Lentamente schiude, anche se incoraggiata, con un’armonia rigida, sospesa, sobbalzata che si spiega e torna a ripiegarsi malinconica. Il suo candore sterile mi ricorda la neve spolverata sulle strade prima di essere schiacciata dagli scarponi invernali, i fogli del taccuino accartocciati e gettati sul pavimento da chi ancora scrive lettere d’amore. Non ha odore, io le ho dato quello dei gigli quando fioriscono in estate in un’orchestra di movimento lento che riempie l’angolo di giardino sulla strada della mia casa in campagna.
Mi ci insinuo completamente, ne faccio la mia epidermide. Il mio odore, il mio suono, il mio movimento ne riempiono l’interno, lasciando al di fuori un’indifferente identità ancestrale.

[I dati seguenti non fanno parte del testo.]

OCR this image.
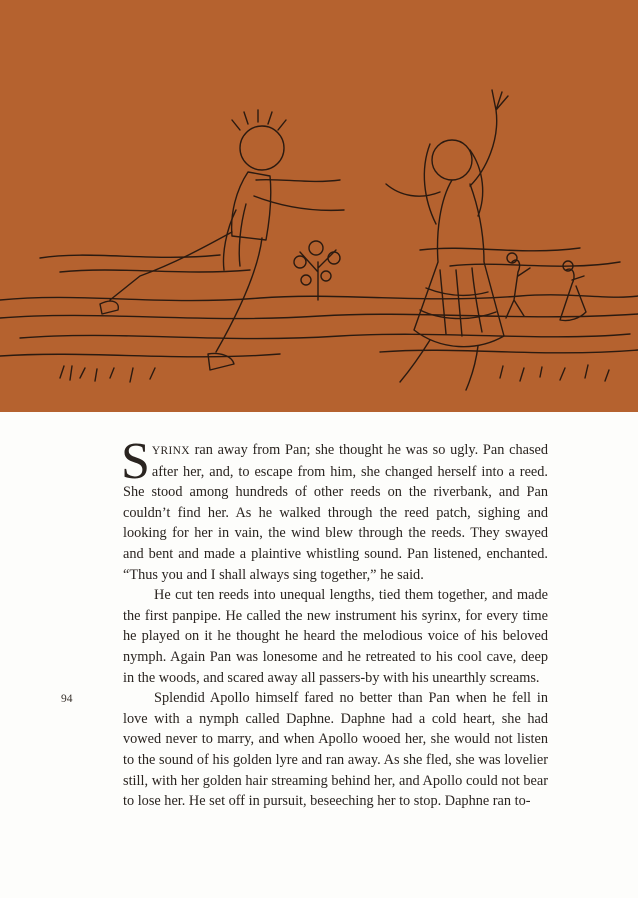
SYRINX ran away from Pan; she thought he was so ugly. Pan chased after her, and, to escape from him, she changed herself into a reed. She stood among hundreds of other reeds on the riverbank, and Pan couldn’t find her. As he walked through the reed patch, sighing and looking for her in vain, the wind blew through the reeds. They swayed and bent and made a plaintive whistling sound. Pan listened, enchanted. “Thus you and I shall always sing together,” he said.

He cut ten reeds into unequal lengths, tied them together, and made the first panpipe. He called the new instrument his syrinx, for every time he played on it he thought he heard the melodious voice of his beloved nymph. Again Pan was lonesome and he retreated to his cool cave, deep in the woods, and scared away all passers-by with his unearthly screams.

Splendid Apollo himself fared no better than Pan when he fell in love with a nymph called Daphne. Daphne had a cold heart, she had vowed never to marry, and when Apollo wooed her, she would not listen to the sound of his golden lyre and ran away. As she fled, she was lovelier still, with her golden hair streaming behind her, and Apollo could not bear to lose her. He set off in pursuit, beseeching her to stop. Daphne ran to-

94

Non mi prevarica, allaccia, o soffoca, bonariamente mi accompagna e mi accarezza le giunture dimentica di essere riempita di un corpo vivo.
Da quell’ impermeabilità vedo nitidamente le bocche della superficie lunare e, priva di gravità, ne esploro il profondo, raggiungo gli spazi consapevolmente e li riempio di presenza silenziosa per non sprecare respiro.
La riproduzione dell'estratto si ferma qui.